Zweitens hat sich der Kontext der Demokratie in den vergangenen Jahren massiv verändert. Waren im 20. Jahrhundert Demokratien vor allem innenpolitisch ausgerichtet, sind sie heute besonders herausgefordert, sich in globalen Prozessen und Strukturen zu bewegen. Die gegenwärtig drängenden Themen sind globaler Natur. Die vielfältigen Krisen der letzten 20 Jahre – von der Finanzkrise über globalen Terrorismus bis hin zur Klimakrise – sind Spiegel hiervon. Die brisanten Themen der Gegenwart sind nicht mehr rein innerstaatlich, sondern haben immer auch – und oftmals sogar primär – einen globalen Aspekt.

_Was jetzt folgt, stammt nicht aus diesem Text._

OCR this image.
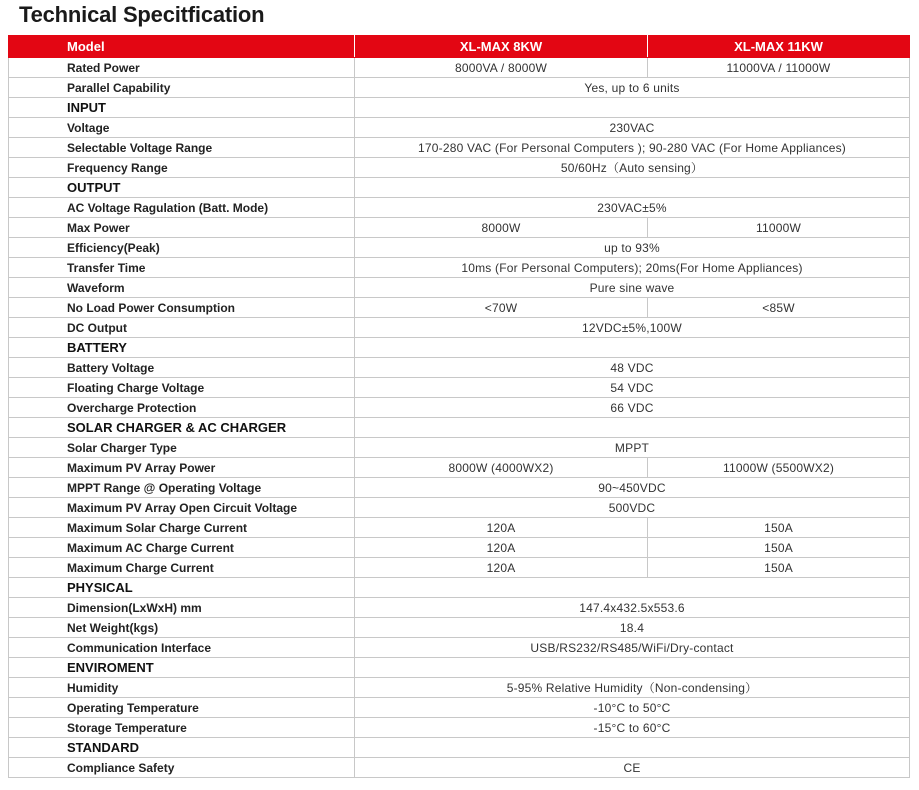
Technical Specitfication
Model	XL-MAX 8KW	XL-MAX 11KW
Rated Power	8000VA / 8000W	11000VA / 11000W
Parallel Capability	Yes, up to 6 units	
INPUT		
Voltage	230VAC	
Selectable Voltage Range	170-280 VAC (For Personal Computers ); 90-280 VAC (For Home Appliances)	
Frequency Range	50/60Hz（Auto sensing）	
OUTPUT		
AC Voltage Ragulation (Batt. Mode)	230VAC±5%	
Max Power	8000W	11000W
Efficiency(Peak)	up to 93%	
Transfer Time	10ms (For Personal Computers); 20ms(For Home Appliances)	
Waveform	Pure sine wave	
No Load Power Consumption	<70W	<85W
DC Output	12VDC±5%,100W	
BATTERY		
Battery Voltage	48 VDC	
Floating Charge Voltage	54 VDC	
Overcharge Protection	66 VDC	
SOLAR CHARGER & AC CHARGER		
Solar Charger Type	MPPT	
Maximum PV Array Power	8000W (4000WX2)	11000W (5500WX2)
MPPT Range @ Operating Voltage	90~450VDC	
Maximum PV Array Open Circuit Voltage	500VDC	
Maximum Solar Charge Current	120A	150A
Maximum AC Charge Current	120A	150A
Maximum Charge Current	120A	150A
PHYSICAL		
Dimension(LxWxH) mm	147.4x432.5x553.6	
Net Weight(kgs)	18.4	
Communication Interface	USB/RS232/RS485/WiFi/Dry-contact	
ENVIROMENT		
Humidity	5-95% Relative Humidity（Non-condensing）	
Operating Temperature	-10°C to 50°C	
Storage Temperature	-15°C to 60°C	
STANDARD		
Compliance Safety	CE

Die politischen Antworten auf diese globalen Entwicklungen sind hoch umstritten. Sie provozieren teils eine Rhetorik, die weit jenseits der demokratischen Kultur liegt, beispielsweise wenn von „Flüchtlingslawinen“ die Rede ist oder Angst vor the kriminellen Muslimen geschürt wird. Die Frage, die sich augenscheinlich stellt, ist, wie Demokratien auf diese globalen Krisen antworten sollten, und ob sie dafür überhaupt gerüstet sind. Überfordern also globale Krisen Demokratien, und sind sie deswegen nicht mehr das globale Erfolgsmodell schlechthin?

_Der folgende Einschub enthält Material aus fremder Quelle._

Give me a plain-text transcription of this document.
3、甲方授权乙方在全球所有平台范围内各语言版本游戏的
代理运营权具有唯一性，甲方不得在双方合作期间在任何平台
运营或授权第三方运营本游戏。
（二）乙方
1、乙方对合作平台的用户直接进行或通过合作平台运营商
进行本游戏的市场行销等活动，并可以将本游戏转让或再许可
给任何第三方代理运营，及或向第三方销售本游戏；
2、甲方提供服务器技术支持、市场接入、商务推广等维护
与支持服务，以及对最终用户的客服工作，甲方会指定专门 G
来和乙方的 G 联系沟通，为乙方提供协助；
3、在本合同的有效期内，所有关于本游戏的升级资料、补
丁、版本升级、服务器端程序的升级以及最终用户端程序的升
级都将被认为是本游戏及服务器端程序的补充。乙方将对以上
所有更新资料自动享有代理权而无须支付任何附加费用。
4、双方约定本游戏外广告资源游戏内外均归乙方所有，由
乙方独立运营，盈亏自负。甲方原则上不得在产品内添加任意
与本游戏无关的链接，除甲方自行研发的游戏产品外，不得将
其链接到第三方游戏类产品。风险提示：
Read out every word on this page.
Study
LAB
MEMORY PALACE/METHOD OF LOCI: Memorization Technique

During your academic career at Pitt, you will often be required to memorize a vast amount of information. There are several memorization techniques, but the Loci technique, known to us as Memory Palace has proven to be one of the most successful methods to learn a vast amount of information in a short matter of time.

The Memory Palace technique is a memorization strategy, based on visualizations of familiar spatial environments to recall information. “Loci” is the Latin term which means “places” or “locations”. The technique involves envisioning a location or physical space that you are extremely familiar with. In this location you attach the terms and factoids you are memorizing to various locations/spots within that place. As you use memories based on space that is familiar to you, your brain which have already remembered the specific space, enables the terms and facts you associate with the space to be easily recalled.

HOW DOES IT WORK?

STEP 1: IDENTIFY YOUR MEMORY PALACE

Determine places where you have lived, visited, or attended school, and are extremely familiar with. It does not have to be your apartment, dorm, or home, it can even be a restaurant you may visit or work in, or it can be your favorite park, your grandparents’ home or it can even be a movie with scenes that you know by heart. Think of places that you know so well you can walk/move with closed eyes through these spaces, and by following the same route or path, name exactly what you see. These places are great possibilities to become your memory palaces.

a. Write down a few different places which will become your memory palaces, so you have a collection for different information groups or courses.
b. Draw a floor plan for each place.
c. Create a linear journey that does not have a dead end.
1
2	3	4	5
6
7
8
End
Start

Die These dieses Beitrages lautet: Die scheinbare Überforderung der Demokratie hängt an einer defizitären Interpretation des Politischen. Die Brille, mit der heute meist auf politische Ereignisse geblickt wird, stammt aus einer anderen Zeit, und sie ist nur bedingt geeignet, die Welt, wie sie heute ist, zu verstehen. Für die Entwicklung einer neuen Interpretationsfolie kann die Philosophie Hilfestellungen geben, um die Tiefenstrukturen und Dynamiken einer global vernetzten Welt zu verstehen und politische Antworten zu geben. Hierzu braucht es eine umfassende Reflexion des gesellschaftstheoretischen, ethischen und politischen Selbstverständnisses moderner Gesellschaften. (Den folgenden Überlegungen liegt ein Beitrag des Autors aus den Voices of the time zugrunde; 234/3, 147-158).
Die Suche nach einem angemessenen Gesellschaftsverständnis
Die Philosophie denkt seit vielen Jahrzehnten darüber nach, wie ein angemessenes Verständnis moderner Gesellschaften theoretisch gefasst werden kann. Dabei wurden unterschiedliche Gesellschaftsverständnisse entwickelt, die sich auch im politischen Alltag widerspiegeln. Exemplarisch unterscheidet Charles Taylor ein atomistisches und ein vergemeinschaftetes Gesellschaftsverständnis. In dem ersten Modell wird Gesellschaft als die Summe der in ihr handelnden Bürger interpretiert. Diese sind eigenständig und erst einmal unabhängig voneinander. Im Zentrum der Gesellschaft steht dann das atomistische Individuum; das Interaktionsgeflecht zwischen diesen wird als sekundär gedeutet. Dem klassischen Liberalismus liegt dieses Gesellschaftsmodell zu Grunde, beispielsweise in seinem Fokus auf die Freiheit des einzelnen Bürgers.
Das zweite Modell, das Taylor identifiziert, deutet als zentrales Merkmal der Gesellschaft das einende Band zwischen den Bürgern. Taylor nennt dies auch eine holistische Vorstellung, die sich mehr auf Gemeinschaft und weniger auf Gesellschaft im Sinne der Summe handelnder Bürger bezieht. Die vergemeinschaftete Gesellschaft wird an geteilten Werten, gemeinsamen Handlungseinstellungen oder kulturellen Traditionen festgemacht.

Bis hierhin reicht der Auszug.